Upon arriving in a new town, the family rode around in a car announcing the evening’s performance, Florinda playing drums while José played the trumpet to draw attention, then they sold tickets to the onlookers. They became an important part of the tradition of Mexican-American circuses in New Mexico and the southwest in the early to mid-twentieth century.

Life on the road was undoubtedly hard. Florinda gave birth to her third child, daughter Gloria, while traveling with the circus to Wagon Mound. Steve Ortiz, Florinda’s son, recalls the incident in his song Poor Boy, recorded by Eddy Arnold:

Born in an old shack on a very cold day
My mother had to work on the following day
Destination poverty very little school
She taught me to respect the golden rule.

A fourth child, daughter Anita, was born later at the old opera house, now demolished, in Wagon Mound. Often, the Ortiz family was the target of attacks by desperate locals. Their cars were damaged often—once they awakened to find it had been pushed into a ditch. Often they had to sleep behind the curtains of the stage, as there were no hotels in many of the smaller communities where they played.

One evening in 1939 in Conchos, Arizona, a band of roughnecks charged the stage. Florinda grabbed a gun that was used in Jose’s magic act, and—believing it to have only blanks in preparation for a specific trick—fired on one of the attackers, the nephew of the local sheriff. The gun was loaded with real bullets, and the attacker fell dead. Apparently, another performer had anticipated trouble and replaced the blanks with real bullets without telling anyone. If the show had gone on as scheduled, José would have killed his wife. Instead, she was arrested and remained in jail for a year. Court papers show that she was tried twice—the first time found guilty, and the second time not guilty.

Florinda Ortiz died in 1939 at only 39. Three of her children, Reuben, Anita, and Steve, later found recording and performance success as a musical group known as the Ortiz Trio in 1952, and later as the Coronados, named for their great-great grandfather. They performed in stage acts around the country and on TV, and released albums on the RCA label. Later, their younger brother Frankie Ray recorded with ABC Paramount Records.

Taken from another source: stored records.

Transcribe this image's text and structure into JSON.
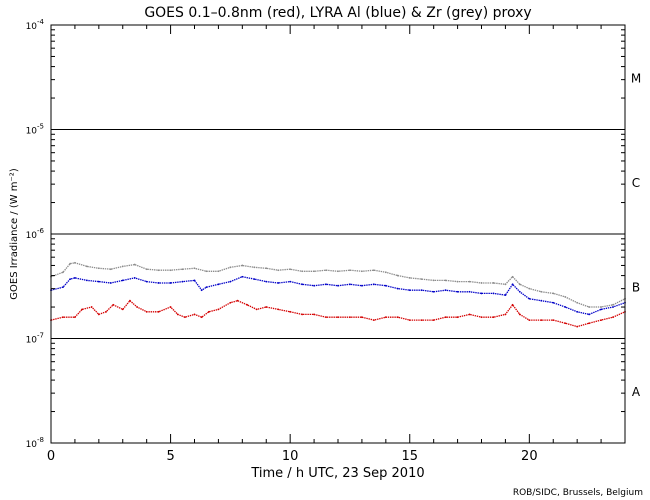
{
  "chart_data": {
    "type": "scatter",
    "title": "GOES 0.1–0.8nm (red), LYRA Al (blue) & Zr (grey) proxy",
    "xlabel": "Time / h UTC, 23 Sep 2010",
    "ylabel": "GOES Irradiance / (W m⁻²)",
    "xlim": [
      0,
      24
    ],
    "ylim": [
      1e-08,
      0.0001
    ],
    "yscale": "log",
    "x_ticks": [
      0,
      5,
      10,
      15,
      20
    ],
    "x_tick_labels": [
      "0",
      "5",
      "10",
      "15",
      "20"
    ],
    "y_ticks": [
      {
        "exp": "-8",
        "value": 1e-08
      },
      {
        "exp": "-7",
        "value": 1e-07
      },
      {
        "exp": "-6",
        "value": 1e-06
      },
      {
        "exp": "-5",
        "value": 1e-05
      },
      {
        "exp": "-4",
        "value": 0.0001
      }
    ],
    "y_tick_base": "10",
    "flare_classes": [
      {
        "label": "A",
        "value": 3.16e-08
      },
      {
        "label": "B",
        "value": 3.16e-07
      },
      {
        "label": "C",
        "value": 3.16e-06
      },
      {
        "label": "M",
        "value": 3.16e-05
      }
    ],
    "class_lines": [
      1e-07,
      1e-06,
      1e-05
    ],
    "colors": {
      "red": "#d40000",
      "blue": "#0000c8",
      "grey": "#8c8c8c"
    },
    "series": [
      {
        "color": "grey",
        "x": [
          0,
          0.5,
          0.8,
          1.0,
          1.5,
          2.0,
          2.5,
          3.0,
          3.5,
          4.0,
          4.5,
          5.0,
          5.5,
          6.0,
          6.5,
          7.0,
          7.5,
          8.0,
          8.5,
          9.0,
          9.5,
          10.0,
          10.5,
          11.0,
          11.5,
          12.0,
          12.5,
          13.0,
          13.5,
          14.0,
          14.5,
          15.0,
          15.5,
          16.0,
          16.5,
          17.0,
          17.5,
          18.0,
          18.5,
          19.0,
          19.3,
          19.6,
          20.0,
          20.5,
          21.0,
          21.5,
          22.0,
          22.5,
          23.0,
          23.5,
          24.0
        ],
        "y": [
          3.9e-07,
          4.3e-07,
          5.2e-07,
          5.3e-07,
          4.9e-07,
          4.7e-07,
          4.6e-07,
          4.9e-07,
          5.1e-07,
          4.6e-07,
          4.5e-07,
          4.5e-07,
          4.6e-07,
          4.7e-07,
          4.4e-07,
          4.4e-07,
          4.8e-07,
          5e-07,
          4.8e-07,
          4.7e-07,
          4.5e-07,
          4.6e-07,
          4.4e-07,
          4.4e-07,
          4.5e-07,
          4.4e-07,
          4.5e-07,
          4.4e-07,
          4.5e-07,
          4.3e-07,
          4e-07,
          3.8e-07,
          3.7e-07,
          3.6e-07,
          3.6e-07,
          3.5e-07,
          3.5e-07,
          3.4e-07,
          3.4e-07,
          3.3e-07,
          3.9e-07,
          3.3e-07,
          3e-07,
          2.8e-07,
          2.7e-07,
          2.5e-07,
          2.2e-07,
          2e-07,
          2e-07,
          2.1e-07,
          2.4e-07
        ]
      },
      {
        "color": "blue",
        "x": [
          0,
          0.5,
          0.8,
          1.0,
          1.5,
          2.0,
          2.5,
          3.0,
          3.5,
          4.0,
          4.5,
          5.0,
          5.5,
          6.0,
          6.3,
          6.5,
          7.0,
          7.5,
          8.0,
          8.5,
          9.0,
          9.5,
          10.0,
          10.5,
          11.0,
          11.5,
          12.0,
          12.5,
          13.0,
          13.5,
          14.0,
          14.5,
          15.0,
          15.5,
          16.0,
          16.5,
          17.0,
          17.5,
          18.0,
          18.5,
          19.0,
          19.3,
          19.6,
          20.0,
          20.5,
          21.0,
          21.5,
          22.0,
          22.5,
          23.0,
          23.5,
          24.0
        ],
        "y": [
          2.9e-07,
          3.1e-07,
          3.7e-07,
          3.8e-07,
          3.6e-07,
          3.5e-07,
          3.4e-07,
          3.6e-07,
          3.8e-07,
          3.5e-07,
          3.4e-07,
          3.4e-07,
          3.5e-07,
          3.6e-07,
          2.9e-07,
          3.1e-07,
          3.3e-07,
          3.5e-07,
          3.9e-07,
          3.7e-07,
          3.5e-07,
          3.4e-07,
          3.5e-07,
          3.3e-07,
          3.2e-07,
          3.3e-07,
          3.2e-07,
          3.3e-07,
          3.2e-07,
          3.3e-07,
          3.2e-07,
          3e-07,
          2.9e-07,
          2.9e-07,
          2.8e-07,
          2.9e-07,
          2.8e-07,
          2.8e-07,
          2.7e-07,
          2.7e-07,
          2.6e-07,
          3.3e-07,
          2.8e-07,
          2.4e-07,
          2.3e-07,
          2.2e-07,
          2e-07,
          1.8e-07,
          1.7e-07,
          1.9e-07,
          2e-07,
          2.2e-07
        ]
      },
      {
        "color": "red",
        "x": [
          0,
          0.5,
          1.0,
          1.3,
          1.7,
          2.0,
          2.3,
          2.6,
          3.0,
          3.3,
          3.6,
          4.0,
          4.5,
          5.0,
          5.3,
          5.6,
          6.0,
          6.3,
          6.6,
          7.0,
          7.5,
          7.8,
          8.2,
          8.6,
          9.0,
          9.5,
          10.0,
          10.5,
          11.0,
          11.5,
          12.0,
          12.5,
          13.0,
          13.5,
          14.0,
          14.5,
          15.0,
          15.5,
          16.0,
          16.5,
          17.0,
          17.5,
          18.0,
          18.5,
          19.0,
          19.3,
          19.6,
          20.0,
          20.5,
          21.0,
          21.5,
          22.0,
          22.5,
          23.0,
          23.5,
          24.0
        ],
        "y": [
          1.5e-07,
          1.6e-07,
          1.6e-07,
          1.9e-07,
          2e-07,
          1.7e-07,
          1.8e-07,
          2.1e-07,
          1.9e-07,
          2.3e-07,
          2e-07,
          1.8e-07,
          1.8e-07,
          2e-07,
          1.7e-07,
          1.6e-07,
          1.7e-07,
          1.6e-07,
          1.8e-07,
          1.9e-07,
          2.2e-07,
          2.3e-07,
          2.1e-07,
          1.9e-07,
          2e-07,
          1.9e-07,
          1.8e-07,
          1.7e-07,
          1.7e-07,
          1.6e-07,
          1.6e-07,
          1.6e-07,
          1.6e-07,
          1.5e-07,
          1.6e-07,
          1.6e-07,
          1.5e-07,
          1.5e-07,
          1.5e-07,
          1.6e-07,
          1.6e-07,
          1.7e-07,
          1.6e-07,
          1.6e-07,
          1.7e-07,
          2.1e-07,
          1.7e-07,
          1.5e-07,
          1.5e-07,
          1.5e-07,
          1.4e-07,
          1.3e-07,
          1.4e-07,
          1.5e-07,
          1.6e-07,
          1.8e-07
        ]
      }
    ]
  },
  "credit": "ROB/SIDC, Brussels, Belgium"
}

Many of the circuses that originated in Mexico began touring the southwestern United States when economic and political hardships brought on by the Mexican Revolution of 1910-1920 forced the acts northward. Carpas had a distinctive character. Because of their small size, bare-bones style, and organization around a family unit, the carpas could manage themselves better than the larger circuses. Furthermore, they were able to cultivate smaller audiences in the most remote areas. The carpas became an important Mexican-American popular cultural institution in the Southwest. Their comic routines became a sounding board for the culture conflict many Mexican Americans felt in language usage, assimilation to American tastes and lifestyles, and discrimination in the United States.

Sources:

Interview with Steve Ortiz and other family memorabilia and documentation provided by Mr. Ortiz, July 2016.

Belli, Elaine. “Ortiz Trio Climbs Ladder of Success in Show Business.” Albuquerque
Journal, June 25, 1957, p. 17.

Kanellos, Nicolás. Mexican American Theater: Legacy and Reality. Pittsburgh:
Latin American Literary Review Press, 1987.

Montaño, Mary. Tradiciones Nuevomexicanas: Hispano Arts and Culture of New
Mexico. Albuquerque: University of New Mexico Press, 2001.

“Albuquerque Singer Makes State Legend Song.” Las Vegas Daily Optic, Monday,
January 10, 1977, p. 6.

“Circus Clown Dies; Villa’s Bugle Boy.” Albuquerque Tribune, November 22, 1982.

“Parade Route Announced.” Las Vegas Daily Optic, Thursday, July 3, 1969, p. 2.